Clearly, we remain vulnerable to infectious diseases, old and new. One needs only to talk to our older citizens to be reminded of this. My 86-year-old father, for instance, has in his lifetime experienced two global pandemics that had extraordinary impact. As a young boy he saw many relatives and acquaintances succumb to influenza during the great flu pandemic of 1918, which claimed at least 20 million lives worldwide. As a retiree, he has witnessed the emergence of the AIDS pandemic, which, like the flu pandemic of 1918, has afflicted people on every continent, often in the prime of their lives.
As the AIDS epidemic has dramatically demonstrated, emerging diseases pose an enormous threat, both in human and economic terms. No nation is immune: in today's "global village," the ease and speed of modern travel makes it possible for a pathogen to be carried to any of the world's cities within hours.
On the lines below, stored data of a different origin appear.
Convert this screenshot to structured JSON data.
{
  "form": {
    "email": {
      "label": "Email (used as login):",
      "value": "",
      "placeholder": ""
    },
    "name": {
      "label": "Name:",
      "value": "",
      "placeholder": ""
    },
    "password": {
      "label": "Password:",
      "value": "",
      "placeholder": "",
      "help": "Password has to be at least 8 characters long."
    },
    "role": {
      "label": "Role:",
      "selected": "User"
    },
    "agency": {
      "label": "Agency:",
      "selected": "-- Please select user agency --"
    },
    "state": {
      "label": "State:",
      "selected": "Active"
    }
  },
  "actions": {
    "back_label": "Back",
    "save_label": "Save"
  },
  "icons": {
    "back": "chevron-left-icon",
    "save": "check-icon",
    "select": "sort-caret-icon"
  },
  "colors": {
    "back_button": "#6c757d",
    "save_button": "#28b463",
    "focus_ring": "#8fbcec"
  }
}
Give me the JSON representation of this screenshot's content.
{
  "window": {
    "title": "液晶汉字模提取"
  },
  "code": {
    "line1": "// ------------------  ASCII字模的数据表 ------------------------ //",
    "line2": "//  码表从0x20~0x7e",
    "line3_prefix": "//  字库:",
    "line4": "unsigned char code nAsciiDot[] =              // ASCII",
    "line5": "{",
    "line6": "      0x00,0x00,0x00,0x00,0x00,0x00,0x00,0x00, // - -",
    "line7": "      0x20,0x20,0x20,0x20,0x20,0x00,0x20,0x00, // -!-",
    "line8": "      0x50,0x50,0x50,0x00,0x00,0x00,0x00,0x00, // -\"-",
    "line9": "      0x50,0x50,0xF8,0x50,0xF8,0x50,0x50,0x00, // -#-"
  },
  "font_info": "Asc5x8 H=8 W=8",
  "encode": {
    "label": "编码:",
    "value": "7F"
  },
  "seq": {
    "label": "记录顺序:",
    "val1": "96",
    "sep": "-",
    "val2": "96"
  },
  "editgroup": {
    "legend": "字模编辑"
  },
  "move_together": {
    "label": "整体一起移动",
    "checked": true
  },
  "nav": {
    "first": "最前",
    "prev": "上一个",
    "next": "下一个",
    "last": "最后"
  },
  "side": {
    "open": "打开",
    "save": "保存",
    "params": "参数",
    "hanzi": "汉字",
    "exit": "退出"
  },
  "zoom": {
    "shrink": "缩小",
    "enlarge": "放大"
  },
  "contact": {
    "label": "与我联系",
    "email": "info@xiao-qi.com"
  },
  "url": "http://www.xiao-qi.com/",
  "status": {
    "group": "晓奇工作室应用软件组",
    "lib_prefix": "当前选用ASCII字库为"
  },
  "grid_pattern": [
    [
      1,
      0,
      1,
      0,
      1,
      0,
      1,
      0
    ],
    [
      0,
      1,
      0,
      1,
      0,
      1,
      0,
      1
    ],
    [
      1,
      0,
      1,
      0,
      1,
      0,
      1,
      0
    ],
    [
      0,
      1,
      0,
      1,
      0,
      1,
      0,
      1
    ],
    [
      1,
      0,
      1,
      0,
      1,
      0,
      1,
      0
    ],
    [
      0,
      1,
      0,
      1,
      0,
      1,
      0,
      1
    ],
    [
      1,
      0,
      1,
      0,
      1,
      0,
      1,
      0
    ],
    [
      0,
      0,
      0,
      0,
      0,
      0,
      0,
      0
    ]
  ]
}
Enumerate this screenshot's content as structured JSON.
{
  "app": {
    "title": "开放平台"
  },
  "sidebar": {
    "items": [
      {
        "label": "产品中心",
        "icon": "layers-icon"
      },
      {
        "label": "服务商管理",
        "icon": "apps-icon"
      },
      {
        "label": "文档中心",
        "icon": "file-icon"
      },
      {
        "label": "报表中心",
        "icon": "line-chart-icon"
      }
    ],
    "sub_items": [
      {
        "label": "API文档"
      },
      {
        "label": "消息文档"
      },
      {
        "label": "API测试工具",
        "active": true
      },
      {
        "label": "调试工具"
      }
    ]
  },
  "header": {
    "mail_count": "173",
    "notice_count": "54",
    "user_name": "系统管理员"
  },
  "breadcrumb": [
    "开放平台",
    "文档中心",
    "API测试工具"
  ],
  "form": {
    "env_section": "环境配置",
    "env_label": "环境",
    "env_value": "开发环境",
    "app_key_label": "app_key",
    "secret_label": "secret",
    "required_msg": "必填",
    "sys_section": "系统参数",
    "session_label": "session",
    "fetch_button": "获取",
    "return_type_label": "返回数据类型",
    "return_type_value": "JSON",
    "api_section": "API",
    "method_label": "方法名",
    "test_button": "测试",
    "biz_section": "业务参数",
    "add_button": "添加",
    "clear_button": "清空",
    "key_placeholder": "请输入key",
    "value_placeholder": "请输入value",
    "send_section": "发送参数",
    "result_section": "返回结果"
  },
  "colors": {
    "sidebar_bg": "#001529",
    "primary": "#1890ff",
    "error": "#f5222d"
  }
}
From a research perspective, emerging diseases pose problems of unparalleled complexity. The emergence of new or altered pathogens is unpredictable, occurring as a result of microbial evolution, changes in host-pathogen interaction, and a myriad of other mechanisms. The National Institute of Allergy and Infectious Diseases (NIAID) is committed to finding ways to enhance diagnosis, treatment, prevention and control of emerging infectious diseases. As the lead federal agency in the United States for conducting and supporting basic and clinical research on infectious diseases, NIAID has well-established research programs that address a wide range of emerging and re-emerging pathogens. In addition, as part of a national strategy for confronting these challenges, NIAID has developed a comprehensive Research Agenda for Emerging Infectious Diseases, defining priorities in three broad areas:
Our view is that fundamental research in microbiology, immunology and related disciplines provides the foundation for surveillance and response, and research training is vital for maintaining our capability to identify and control new diseases.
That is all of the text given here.